Israel’s scorched-earth military campaign in Gaza has killed nearly 45,000 Palestinians and fueled an unrelenting humanitarian catastrophe. That war upended Biden’s final year in office as he faced pro-Palestinian protesters at nearly every public event and even outside his home in Wilmington, Delaware. Some Democrats believe that anger at Biden’s handling of the war played a role in Vice President Kamala Harris’s election loss.
Despite widespread global criticism of Israel’s conduct in Gaza and, to a lesser extent, in Lebanon, Biden has refused to use the biggest leverage he has to try to pressure Israel to limit civilian casualties or end the war: conditioning or suspending the supply of offensive weapons. The United States has sent billions of dollars’ worth of military aid to Israel since the Oct. 7 attack, even as it has lambasted “indiscriminate bombing” in Gaza and Israel’s failure to allow in more desperately needed humanitarian aid, including basic necessities such as food, water and medicine.
In October, Secretary of State Antony Blinken and Defense Secretary Lloyd Austin sent a letter to senior Israeli officials warning that they would resort to punitive measures, potentially including a suspension of military aid, if humanitarian aid flows were not increased within a month. But the Biden administration ultimately decided not to take action earlier this month even as humanitarian aid groups said the situation in Gaza had not meaningfully improved.

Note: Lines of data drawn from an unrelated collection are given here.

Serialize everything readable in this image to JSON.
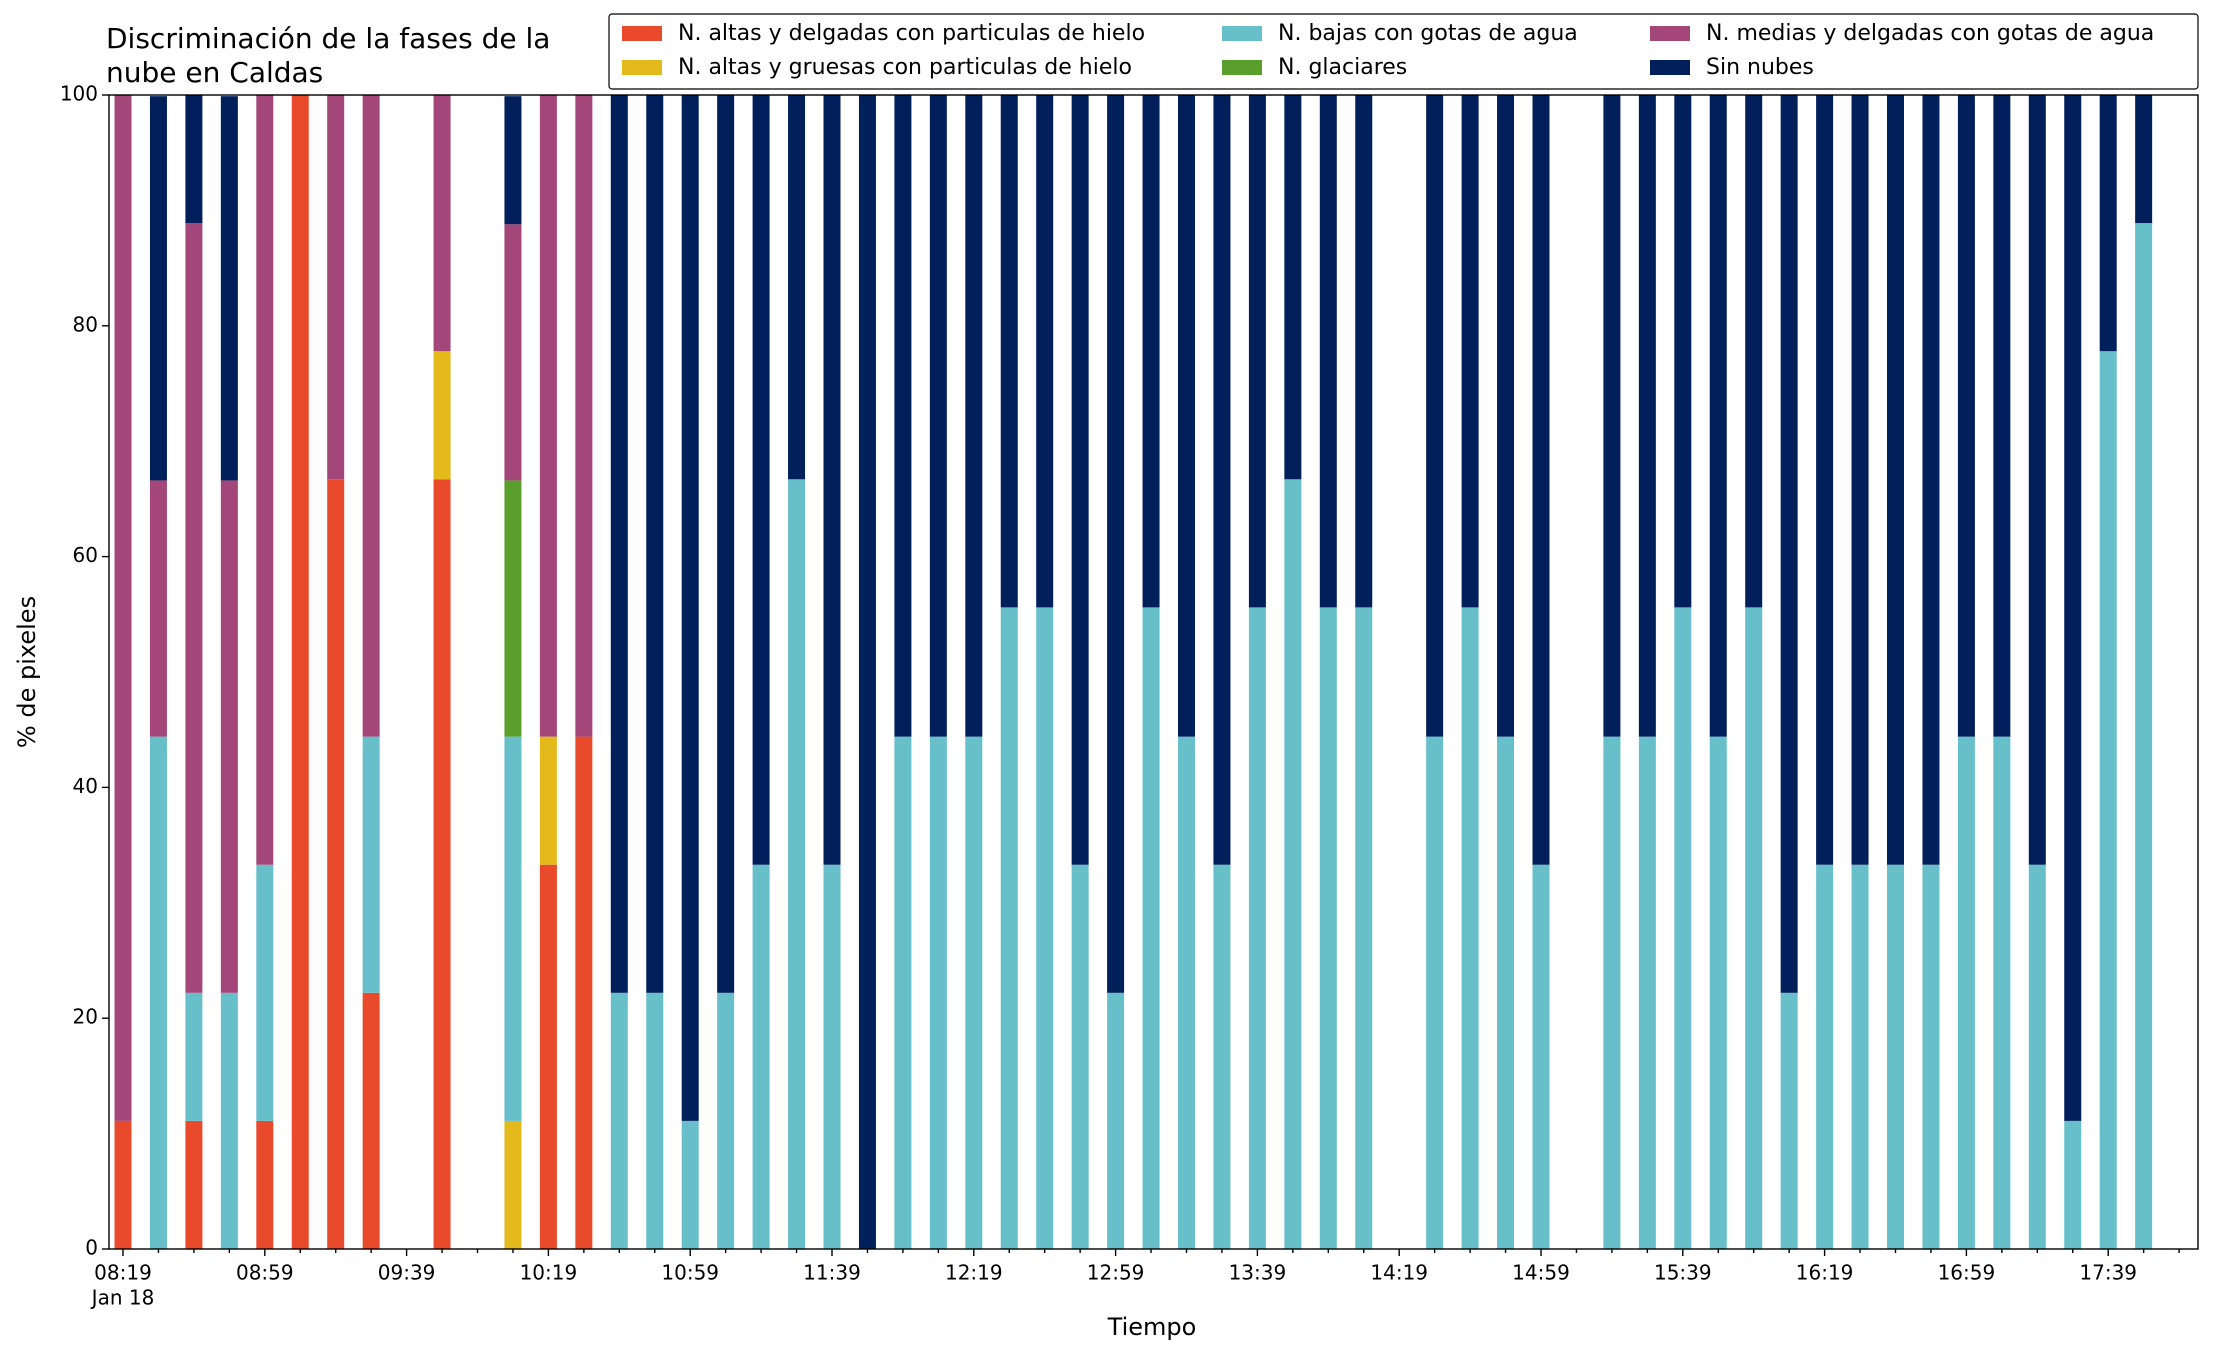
{
  "chart_data": {
    "type": "stacked_bar",
    "title_lines": [
      "Discriminación de la fases de la",
      "nube en Caldas"
    ],
    "xlabel": "Tiempo",
    "ylabel": "% de pixeles",
    "categories": [
      "08:19",
      null,
      null,
      null,
      "08:59",
      null,
      null,
      null,
      "09:39",
      null,
      null,
      null,
      "10:19",
      null,
      null,
      null,
      "10:59",
      null,
      null,
      null,
      "11:39",
      null,
      null,
      null,
      "12:19",
      null,
      null,
      null,
      "12:59",
      null,
      null,
      null,
      "13:39",
      null,
      null,
      null,
      "14:19",
      null,
      null,
      null,
      "14:59",
      null,
      null,
      null,
      "15:39",
      null,
      null,
      null,
      "16:19",
      null,
      null,
      null,
      "16:59",
      null,
      null,
      null,
      "17:39",
      null,
      null
    ],
    "x_date_label": "Jan 18",
    "ylim": [
      0,
      100
    ],
    "yticks": [
      0,
      20,
      40,
      60,
      80,
      100
    ],
    "legend": "top-right",
    "series": [
      {
        "name": "N. altas y delgadas con particulas de hielo",
        "color": "#e84a2b",
        "values": [
          11.1,
          0,
          11.1,
          0,
          11.1,
          100,
          66.7,
          22.2,
          null,
          66.7,
          null,
          0,
          33.3,
          44.4,
          0,
          0,
          0,
          0,
          0,
          0,
          0,
          0,
          0,
          0,
          0,
          0,
          0,
          0,
          0,
          0,
          0,
          0,
          0,
          0,
          0,
          0,
          null,
          0,
          0,
          0,
          0,
          null,
          0,
          0,
          0,
          0,
          0,
          0,
          0,
          0,
          0,
          0,
          0,
          0,
          0,
          0,
          0,
          0,
          null
        ]
      },
      {
        "name": "N. altas y gruesas con particulas de hielo",
        "color": "#e3b91c",
        "values": [
          0,
          0,
          0,
          0,
          0,
          0,
          0,
          0,
          null,
          11.1,
          null,
          11.1,
          11.1,
          0,
          0,
          0,
          0,
          0,
          0,
          0,
          0,
          0,
          0,
          0,
          0,
          0,
          0,
          0,
          0,
          0,
          0,
          0,
          0,
          0,
          0,
          0,
          null,
          0,
          0,
          0,
          0,
          null,
          0,
          0,
          0,
          0,
          0,
          0,
          0,
          0,
          0,
          0,
          0,
          0,
          0,
          0,
          0,
          0,
          null
        ]
      },
      {
        "name": "N. bajas con gotas de agua",
        "color": "#67bfca",
        "values": [
          0,
          44.4,
          11.1,
          22.2,
          22.2,
          0,
          0,
          22.2,
          null,
          0,
          null,
          33.3,
          0,
          0,
          22.2,
          22.2,
          11.1,
          22.2,
          33.3,
          66.7,
          33.3,
          0,
          44.4,
          44.4,
          44.4,
          55.6,
          55.6,
          33.3,
          22.2,
          55.6,
          44.4,
          33.3,
          55.6,
          66.7,
          55.6,
          55.6,
          null,
          44.4,
          55.6,
          44.4,
          33.3,
          null,
          44.4,
          44.4,
          55.6,
          44.4,
          55.6,
          22.2,
          33.3,
          33.3,
          33.3,
          33.3,
          44.4,
          44.4,
          33.3,
          11.1,
          77.8,
          88.9,
          null
        ]
      },
      {
        "name": "N. glaciares",
        "color": "#5a9e2b",
        "values": [
          0,
          0,
          0,
          0,
          0,
          0,
          0,
          0,
          null,
          0,
          null,
          22.2,
          0,
          0,
          0,
          0,
          0,
          0,
          0,
          0,
          0,
          0,
          0,
          0,
          0,
          0,
          0,
          0,
          0,
          0,
          0,
          0,
          0,
          0,
          0,
          0,
          null,
          0,
          0,
          0,
          0,
          null,
          0,
          0,
          0,
          0,
          0,
          0,
          0,
          0,
          0,
          0,
          0,
          0,
          0,
          0,
          0,
          0,
          null
        ]
      },
      {
        "name": "N. medias y delgadas con gotas de agua",
        "color": "#a3477a",
        "values": [
          88.9,
          22.2,
          66.7,
          44.4,
          66.7,
          0,
          33.3,
          55.6,
          null,
          22.2,
          null,
          22.2,
          55.6,
          55.6,
          0,
          0,
          0,
          0,
          0,
          0,
          0,
          0,
          0,
          0,
          0,
          0,
          0,
          0,
          0,
          0,
          0,
          0,
          0,
          0,
          0,
          0,
          null,
          0,
          0,
          0,
          0,
          null,
          0,
          0,
          0,
          0,
          0,
          0,
          0,
          0,
          0,
          0,
          0,
          0,
          0,
          0,
          0,
          0,
          null
        ]
      },
      {
        "name": "Sin nubes",
        "color": "#011f5b",
        "values": [
          0,
          33.3,
          11.1,
          33.3,
          0,
          0,
          0,
          0,
          null,
          0,
          null,
          11.1,
          0,
          0,
          77.8,
          77.8,
          88.9,
          77.8,
          66.7,
          33.3,
          66.7,
          100,
          55.6,
          55.6,
          55.6,
          44.4,
          44.4,
          66.7,
          77.8,
          44.4,
          55.6,
          66.7,
          44.4,
          33.3,
          44.4,
          44.4,
          null,
          55.6,
          44.4,
          55.6,
          66.7,
          null,
          55.6,
          55.6,
          44.4,
          55.6,
          44.4,
          77.8,
          66.7,
          66.7,
          66.7,
          66.7,
          55.6,
          55.6,
          66.7,
          88.9,
          22.2,
          11.1,
          null
        ]
      }
    ]
  }
}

There has been little progress for months on reaching an end to the hostilities between Israel and Hamas, even as the United States says Israel has achieved everything it can militarily against the group, which the United States has designated a terrorist organization.

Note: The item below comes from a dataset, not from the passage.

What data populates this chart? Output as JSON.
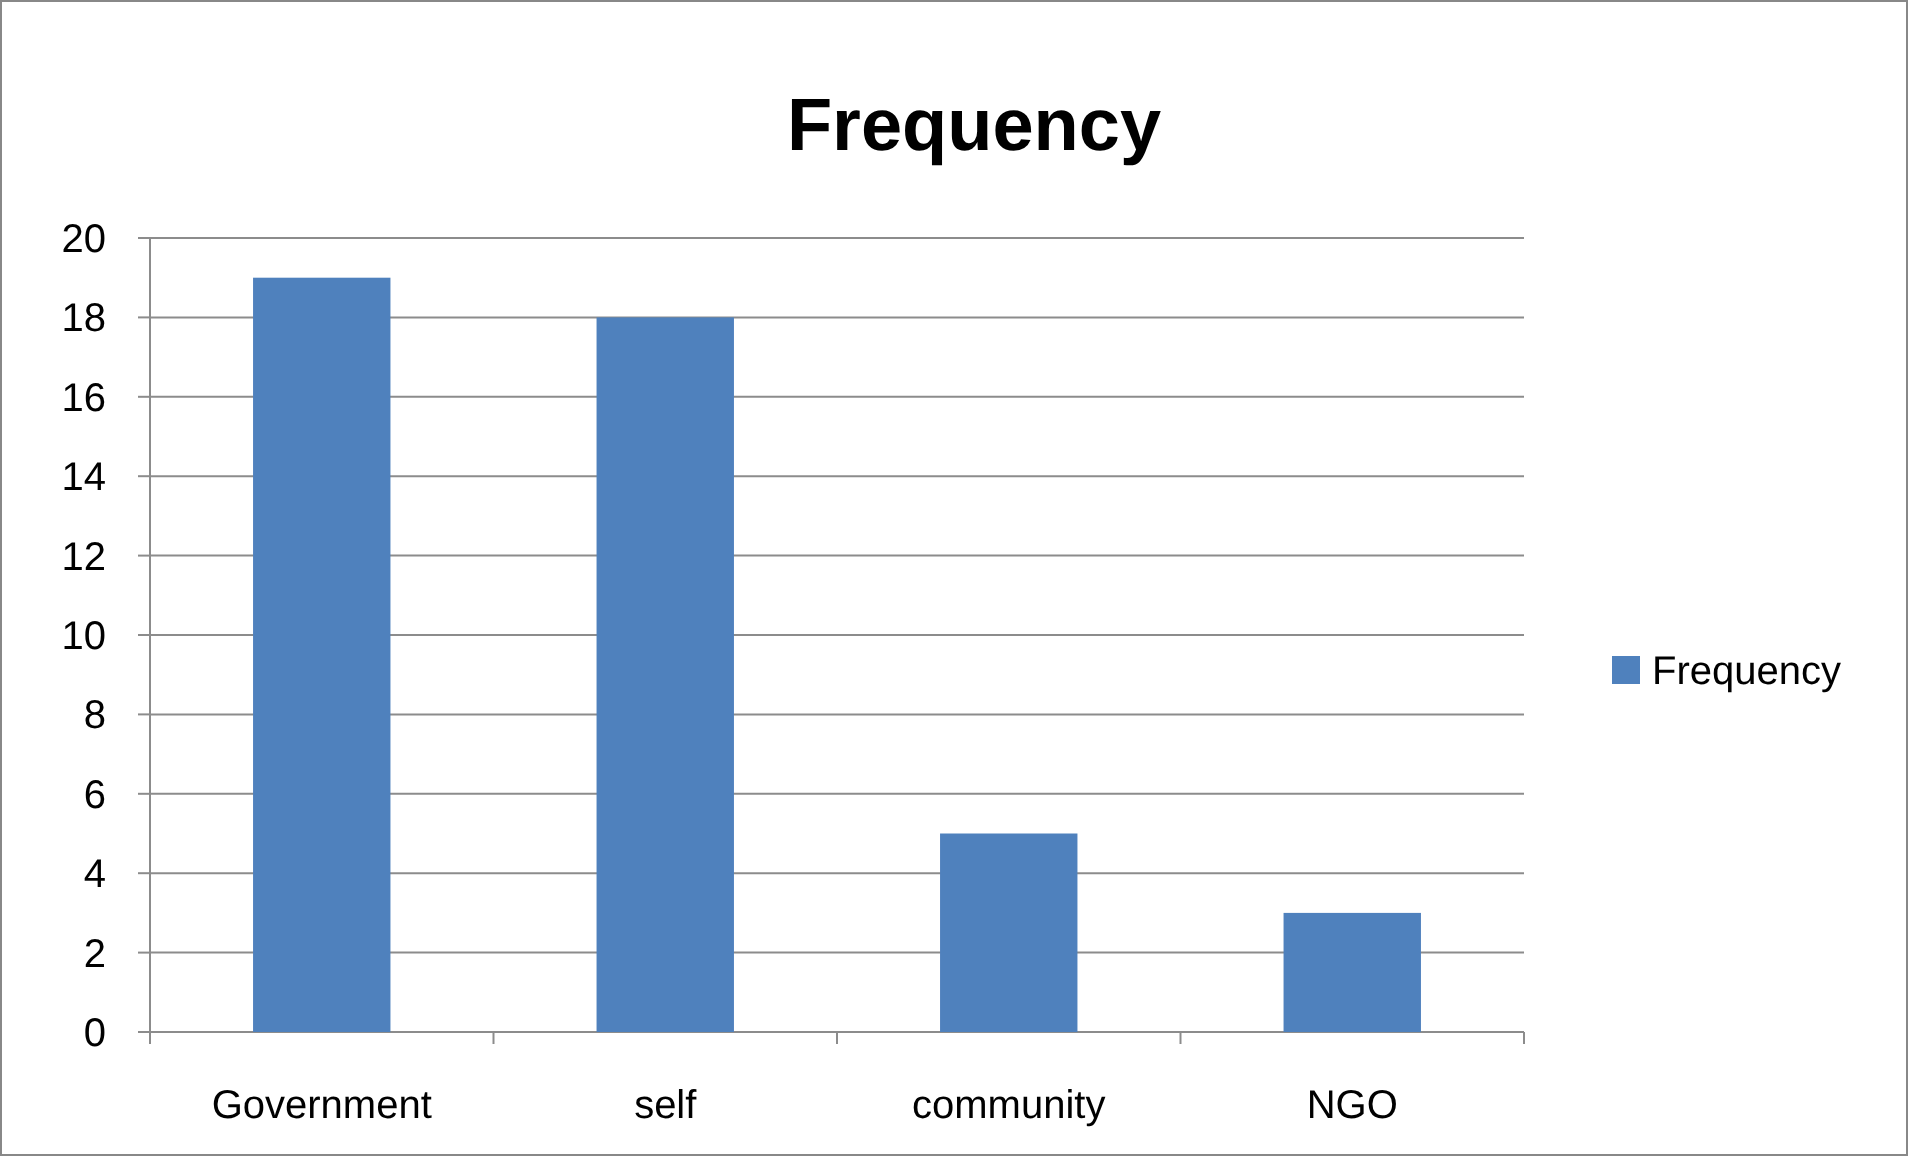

Israel resumed operations in Gaza’s isolated north in early October with an operation that has seen some of the deadliest fighting of the war, as the Israel Defense Forces sealed off the area – still home to about 400,000 people – to most aid deliveries, which critics charged was a first step in the implementation of a plan proposed by a former Israeli general to starve out the population and kill those who remained.
The Israeli government has denied that the so-called “General’s Plan” is official policy, but Netanyahu has rejected U.S. entreaties to publicly disavow it.